After hanging up, he picked up the receiver and redialed the number. He thought maybe he’d get a different person, one that would work with him, but it was the same voice. He did that sort of thing when he had to call things like the cable company. If you didn’t like what they were telling you, simply hang up only to call back, and you’d get another person. Not that he believed any of them were in the area. They were all calling from some third-world country, and he was upset about it.

His tea was now cold, and he didn’t have anything to eat either. The television had long since gone to something else, and he and Rose were talking about how ridiculous everyone was being about that Summer person. What right did she have to do any of the things that she’d been doing? None, that was it.

His head was pounding so hard he knew that if he didn’t get to lie down soon, he was going to be sick. There was nothing worse than being sick, he thought. Getting up, he was headed to bed when his front doorbell rang. Going to see who it was, he was surprised to find someone in a suit standing there. He asked him what he wanted.

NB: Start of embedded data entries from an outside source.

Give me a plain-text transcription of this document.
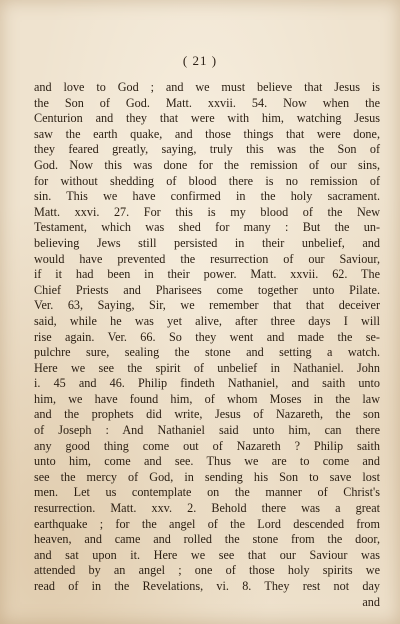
( 21 )
and love to God ; and we must believe that Jesus is
the Son of God. Matt. xxvii. 54. Now when the
Centurion and they that were with him, watching Jesus
saw the earth quake, and those things that were done,
they feared greatly, saying, truly this was the Son of
God. Now this was done for the remission of our sins,
for without shedding of blood there is no remission of
sin. This we have confirmed in the holy sacrament.
Matt. xxvi. 27. For this is my blood of the New
Testament, which was shed for many : But the un-
believing Jews still persisted in their unbelief, and
would have prevented the resurrection of our Saviour,
if it had been in their power. Matt. xxvii. 62. The
Chief Priests and Pharisees come together unto Pilate.
Ver. 63, Saying, Sir, we remember that that deceiver
said, while he was yet alive, after three days I will
rise again. Ver. 66. So they went and made the se-
pulchre sure, sealing the stone and setting a watch.
Here we see the spirit of unbelief in Nathaniel. John
i. 45 and 46. Philip findeth Nathaniel, and saith unto
him, we have found him, of whom Moses in the law
and the prophets did write, Jesus of Nazareth, the son
of Joseph : And Nathaniel said unto him, can there
any good thing come out of Nazareth ? Philip saith
unto him, come and see. Thus we are to come and
see the mercy of God, in sending his Son to save lost
men. Let us contemplate on the manner of Christ's
resurrection. Matt. xxv. 2. Behold there was a great
earthquake ; for the angel of the Lord descended from
heaven, and came and rolled the stone from the door,
and sat upon it. Here we see that our Saviour was
attended by an angel ; one of those holy spirits we
read of in the Revelations, vi. 8. They rest not day
and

“My name is Federal Marshall James Calhoun, and I’m hereto question you about the involvement you have had with your son in his endeavors to sell drugs to minors around town.” He told him what he had told the other man. They needed the money. “So you’re telling me that you knew what he was doing and have profited off of his illegal activities.”

“Don’t be stupid. Of course, we did. How else were we to make any money with our taxes being paid and the house in good repair. If you need to be bribed, you go and talk to that man at the head of my son’s operation. His name was…let me see.” He turned to Rose and asked her as she was headed up the stairs, too. “Peter Conklin. He’s the one in charge of the dope going around here. And he was nice enough to bring us the money too when there was enough profit. Now, it’s nearly nine o’clock, and we’re headed to bed. If you want any more answers—now see here. What do you think you’re doing?”

He was put in cuffs along with his wife. As they were being led out to a cruiser, he yelled at his neighbors to mind their own business. They were forever standing out on the street, watching whatever was going on. He remembered once when they threw a party for the street when his son was put in jail. Ingrates. All of them were ingrates. Who did that sort of thing?

~*~

While he knew what was going on with the Fortrights, he didn’t have a great many details. They’d been arrested last night in full view of their neighbors. Ayden even got to see some of the video when they’d been trying to get away from the men that had come to arrest them. Laughing, he looked over at his daughter—how he loved to say that—and sobered up when she glared at him.

“It’s rude to have fun at someone else’s expense, Ayden.” He told her what he knew and didn’t hold back when he told her about how they’d been going to take one of them. “Take us where? Mom would have had a fit if they’d tried that.”

“They wouldn’t have gotten in the front door, I promise you.But they also admitted to knowing that your biological father was selling drugs to teenagers on the high school grounds.” She said that they used to come by the house when he was there, and he’d sell them to them, too. “He was a terrible man, and I’m happy to have them out of your lives. Both of them are now saying that it’s your mom’s fault that Gilbert is dead and that they expect for her to turn one of you, the better of the two of you, over to them so that their good names are still intact.”